Disadvantages of PET

PET is extremely versatile and useful but it does have certain drawbacks. Amorphous PET is easily affected by boiling water and chemicals like alkali. It has low heat resistance. PET resins get oxidized at a faster rate. In the case of food packaging, when oxidation occurs the taste of food is affected. The production process of PET is partially dependent on crude oil and it is non biodegradable.

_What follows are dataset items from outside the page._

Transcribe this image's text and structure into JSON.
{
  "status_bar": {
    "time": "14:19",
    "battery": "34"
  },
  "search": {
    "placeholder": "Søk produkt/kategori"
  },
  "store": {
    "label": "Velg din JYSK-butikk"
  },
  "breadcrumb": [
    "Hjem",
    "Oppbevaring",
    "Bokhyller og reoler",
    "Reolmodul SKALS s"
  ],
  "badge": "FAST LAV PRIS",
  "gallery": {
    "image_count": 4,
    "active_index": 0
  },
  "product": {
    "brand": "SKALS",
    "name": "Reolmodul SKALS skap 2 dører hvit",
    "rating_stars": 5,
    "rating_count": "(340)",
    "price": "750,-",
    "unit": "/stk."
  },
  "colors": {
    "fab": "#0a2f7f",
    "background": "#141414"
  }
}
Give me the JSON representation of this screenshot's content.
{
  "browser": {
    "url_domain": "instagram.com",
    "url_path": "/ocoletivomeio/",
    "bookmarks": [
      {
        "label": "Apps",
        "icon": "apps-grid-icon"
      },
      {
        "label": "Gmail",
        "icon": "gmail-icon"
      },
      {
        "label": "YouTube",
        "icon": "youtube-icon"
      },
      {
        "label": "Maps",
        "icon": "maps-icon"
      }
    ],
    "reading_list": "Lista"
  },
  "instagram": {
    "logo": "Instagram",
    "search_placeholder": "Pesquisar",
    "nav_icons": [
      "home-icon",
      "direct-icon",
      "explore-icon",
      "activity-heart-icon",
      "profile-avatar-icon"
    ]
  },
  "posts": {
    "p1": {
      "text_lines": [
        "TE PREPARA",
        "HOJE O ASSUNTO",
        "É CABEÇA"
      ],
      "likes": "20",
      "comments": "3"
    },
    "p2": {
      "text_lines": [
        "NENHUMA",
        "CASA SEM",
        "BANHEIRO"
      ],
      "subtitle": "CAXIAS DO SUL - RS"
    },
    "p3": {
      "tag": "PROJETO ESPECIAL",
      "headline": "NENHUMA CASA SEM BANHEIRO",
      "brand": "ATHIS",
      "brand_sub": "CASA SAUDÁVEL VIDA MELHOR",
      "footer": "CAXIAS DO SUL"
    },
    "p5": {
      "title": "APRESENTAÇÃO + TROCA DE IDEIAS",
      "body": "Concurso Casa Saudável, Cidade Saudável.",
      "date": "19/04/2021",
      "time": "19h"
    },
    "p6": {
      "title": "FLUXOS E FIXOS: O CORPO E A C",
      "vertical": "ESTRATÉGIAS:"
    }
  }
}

HDPE vs PET: What To Choose? 

Both PET and HDPE are great for packaging. They are strong, lightweight and moisture resistant. However there are certain differences to consider. HDPE is more cost effective, but PET has a greater strength to weight ratio. This reduces the amount of packaging needed to be produced and in consequence, it reduces transportation costs. PET is transparent and clear whereas HDPE is not. PET is less susceptible to stress cracking as compared to HDPE. However HDPE is more durable. It also has a higher temperature resistance. PET is more recyclable, and is thus a more sustainable choice.